Ching was in the gym five days a week, alternating speed days with strength days. One day he’d be pulling tractor tires, the next he’d be working on moving his arms as fast as possible to improve his sprinting. Most days, however, it was just hell. “On the days we were building muscle density in my legs, we’d do 100 lunges, followed by 100 wall squats, then maybe a series of box jumping, broad jumping and step-ups as fast as we can,” he recalls. “We worked on technique, too, making sure that with squat jumps, we landed softly without making a noise, for instance. We’ll also do side-to-side work to increase lateral movement and speed. I’m kind of a physical player up front, so building my strength helps me hold people off and gives me more stability on the ball.”

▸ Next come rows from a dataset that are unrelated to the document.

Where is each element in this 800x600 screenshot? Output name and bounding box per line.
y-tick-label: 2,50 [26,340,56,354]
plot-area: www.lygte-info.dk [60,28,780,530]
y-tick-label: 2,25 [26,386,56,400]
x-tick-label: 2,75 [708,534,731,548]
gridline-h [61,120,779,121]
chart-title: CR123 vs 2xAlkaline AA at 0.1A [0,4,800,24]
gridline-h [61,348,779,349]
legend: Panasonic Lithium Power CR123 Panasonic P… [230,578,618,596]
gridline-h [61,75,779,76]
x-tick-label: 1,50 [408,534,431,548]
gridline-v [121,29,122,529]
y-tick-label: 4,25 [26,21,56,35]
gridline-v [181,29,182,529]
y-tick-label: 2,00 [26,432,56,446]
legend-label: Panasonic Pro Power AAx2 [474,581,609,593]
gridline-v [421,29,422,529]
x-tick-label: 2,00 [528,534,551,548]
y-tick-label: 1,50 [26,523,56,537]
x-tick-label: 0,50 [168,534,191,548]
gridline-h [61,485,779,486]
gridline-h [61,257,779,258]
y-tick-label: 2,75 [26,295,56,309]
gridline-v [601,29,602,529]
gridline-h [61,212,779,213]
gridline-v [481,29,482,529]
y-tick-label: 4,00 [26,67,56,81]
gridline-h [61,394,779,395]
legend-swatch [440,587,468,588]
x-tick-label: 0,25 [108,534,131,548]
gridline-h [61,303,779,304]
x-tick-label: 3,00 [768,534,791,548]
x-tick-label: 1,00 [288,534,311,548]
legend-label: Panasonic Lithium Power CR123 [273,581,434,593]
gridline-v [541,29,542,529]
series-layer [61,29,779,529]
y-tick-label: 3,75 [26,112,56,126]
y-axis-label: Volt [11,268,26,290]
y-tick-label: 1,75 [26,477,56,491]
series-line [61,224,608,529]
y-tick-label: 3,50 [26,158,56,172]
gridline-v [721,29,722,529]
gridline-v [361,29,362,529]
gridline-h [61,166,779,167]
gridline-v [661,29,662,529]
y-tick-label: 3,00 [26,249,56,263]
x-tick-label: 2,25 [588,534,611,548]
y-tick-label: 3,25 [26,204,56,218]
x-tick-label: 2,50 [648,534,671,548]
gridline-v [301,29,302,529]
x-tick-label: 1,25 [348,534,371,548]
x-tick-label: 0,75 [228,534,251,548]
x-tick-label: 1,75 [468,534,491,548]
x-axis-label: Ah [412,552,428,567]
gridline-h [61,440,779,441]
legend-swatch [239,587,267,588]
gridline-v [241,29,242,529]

A normal offseason week would break down into three or four days of legs followed by one day of upper-body work. As part of his offseason training, Ching has a penchant for turning seemingly innocuous pieces of cardio gym equipment into torture devices. Case in point, his stairmill workout. (If you’re not familiar, the stairmill is like a treadmill with steps, like a never-ending escalator.)

“The stairmill is one of my favorite things to do to get ready for the season,” he says. “I’ll do an easy five-minute warm-up at level 6 or 7, then I’ll crank it up. I’ll put the machine as fast as it can go for one minute, then knock it back down to level 6 or 7 the next minute. I’ll do that enough times to fill up a half-hour, alternating between as fast as the machine will go to an easy level one minute at a time. That turns into a great workout.”

He does the same thing with a standard treadmill, turning it up to full speed for one minute and then jogging for a minute at level 6. This interval training simulates the start/stop routine that takes place during a soccer game, in which players are caught in an endless cycle of jogging and running at full tilt that some experts say can add up to eight miles of high-intensity running per game.

To help recover from this exhaustive training, Ching will rotate between hot and cold baths to help flush his body out. He’ll sit in a hot tub for one minute and then a cold tub for two minutes. It’s all part of his renewed focus on keeping his body in peak form and trying to stay healthy. “This year, as we head to the World Cup, I’m concentrating on doing all the right things before and after every practice to prepare my body so I don’t get injured,” he says. “Every day, I’ll go in and get treatment if I tweak my hamstring. I’ll do a little bit of core work, and I like to use the foam roll for my entire legs. I’ll also do a lot of stretching to keep my muscles elongated before and after practice.”

Complementing his training routine is his nutrition and supplement strategy. Ching doesn’t have a nutritionist, but he’s had success by following a few simple rules. He tries to avoid ingesting saturated fats and red meat, preferring to eat lots of fish, fruits and vegetables. When he gets closer to game day, he’ll take in extra carbs for more energy. He also takes glucosamine and chondroitin supplements.

“Soccer is extremely hard on the knees,” he explains. “I take the glucosamine and chondroitin to help maintain the cartilage. It helps smooth it out. Ever since I’ve been taking that, my knees have held up fairly well. I’ve definitely noticed the difference.”

It’s a difference that shows up in the routine plays, as well as in the spectacular ones like the bicycle kick, which Ching has used to score a goal in a professional game. “You practice bicycle kicks when you’re a kid,” he says. “They’re kind of instinctive. I’ve tried them three or four times in my pro career, and I’ve only scored on one. On that one, it wasn’t really even a thought. I turned around and looked at the ball, and it was coming down perfectly. I got set for the kick, and it’s really kind of an ‘I hope this works’ thing.”

For someone who spends his offseason alternating between torturing himself on cardio machines and surfing in Hawaii, Australia and Costa Rica, the idea that in the middle of the chaos of a soccer game, he can find a moment of Zen and rely purely on instinct seems to be in sync with his character. Then again, that’s what happens when you’re the first Hawaiian-born soccer player drafted in the MLS. When surf meets soccer, you get Brian Ching.